Piontkowski też obiecywał zajęcia dodatkowe
Już raz ministerstwo edukacji obiecywało uczniom zajęcia wyrównawcze. Było to w sierpniu ubiegłego roku. Ówczesny minister oświaty, a dziś wiceminister Dariusz Piontkowski dokładnie 11 sierpnia zapewnił, że wystąpił o dodatkowe środki do premiera Mateusza Morawieckiego na organizację zajęć wyrównawczych dla uczniów, którzy podczas pandemii i zdalnego nauczania nie zdołali opanować wymaganego materiału. Zaapelował, by na początku roku szkolnego nauczyciele i dyrektorzy szkół zbadali zapotrzebowanie wśród swoich uczniów na tego typu zajęcia.Pod koniec sierpnia, kiedy było już wiadomo, że we wrześniu uczniowie wracają do szkół zaczęliśmy dopytywać w resorcie edukacji o szczegóły programu. Biuro prasowe MEN poinformowało nas jedynie, że “Minister Edukacji Narodowej podjął starania w kierunku zwiększenia kwoty rezerwy części oświatowej subwencji ogólnej na rok 2020 na dodatkową pomoc dla uczniów w uzupełnieniu braków, ale jednocześnie usłyszeliśmy, że minister “zwrócił się do przedstawicieli poszczególnych jednostek samorządu terytorialnego z prośbą o to, aby podjęli również starania w celu wygospodarowania środków na ten cel w ramach swoich budżetów".
Samorządy odpowiedziały, że nie stać ich na dodatkowe lekcje, bo w wyniku pandemii borykają się z ogromnymi problemami finansowymi i same oczekują rządowego wsparcia.
- Miasto nie dysponuje środkami na sfinansowanie takich zajęć - tłumaczył nam krakowski magistrat.
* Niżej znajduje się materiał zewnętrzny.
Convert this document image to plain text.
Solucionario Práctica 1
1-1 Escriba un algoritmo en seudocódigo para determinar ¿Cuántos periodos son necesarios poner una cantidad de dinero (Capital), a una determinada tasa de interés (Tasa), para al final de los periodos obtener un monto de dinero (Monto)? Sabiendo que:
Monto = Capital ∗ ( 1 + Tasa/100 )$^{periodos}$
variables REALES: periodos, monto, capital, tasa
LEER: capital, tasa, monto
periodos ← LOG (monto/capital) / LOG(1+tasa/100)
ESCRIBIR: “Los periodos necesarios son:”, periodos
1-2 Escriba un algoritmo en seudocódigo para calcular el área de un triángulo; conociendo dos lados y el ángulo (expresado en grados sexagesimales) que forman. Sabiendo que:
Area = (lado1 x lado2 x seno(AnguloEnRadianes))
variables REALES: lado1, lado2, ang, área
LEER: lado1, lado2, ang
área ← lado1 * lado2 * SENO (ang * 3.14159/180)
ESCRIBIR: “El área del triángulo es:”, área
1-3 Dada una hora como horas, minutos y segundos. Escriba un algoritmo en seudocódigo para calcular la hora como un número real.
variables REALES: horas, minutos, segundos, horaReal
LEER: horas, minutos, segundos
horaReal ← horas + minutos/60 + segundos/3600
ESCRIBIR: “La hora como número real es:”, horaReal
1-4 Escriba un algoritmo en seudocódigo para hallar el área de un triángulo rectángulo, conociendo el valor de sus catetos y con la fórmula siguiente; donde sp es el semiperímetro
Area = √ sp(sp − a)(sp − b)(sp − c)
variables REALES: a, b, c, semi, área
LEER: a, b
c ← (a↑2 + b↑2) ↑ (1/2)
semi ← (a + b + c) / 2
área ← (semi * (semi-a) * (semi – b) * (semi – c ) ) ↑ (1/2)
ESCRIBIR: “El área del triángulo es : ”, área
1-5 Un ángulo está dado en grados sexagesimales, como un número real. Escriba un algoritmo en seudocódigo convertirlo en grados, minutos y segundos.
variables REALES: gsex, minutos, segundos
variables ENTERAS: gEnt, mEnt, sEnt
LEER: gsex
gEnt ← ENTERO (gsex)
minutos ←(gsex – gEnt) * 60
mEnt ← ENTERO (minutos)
Zajęć wyrównawczych obiecywanych przez Piontkowskiego nie ma do dziś. Tak jak nie ma pieniędzy na konsultacje dla ósmoklasistów i maturzystów, o których chętnie mówi minister Czarnek, zapewniając, że w wielu szkołach się odbywają, a uczniowie i ich rodzice dziękują za to ministrowi. Z naszych informacji wynika jednak, że konsultacje to rzadkość. Zwykle organizują je szkoły niepubliczne na wyraźną prośbę rodziców, a tam gdzie są prowadzone nauczyciele najczęściej pracują społecznie.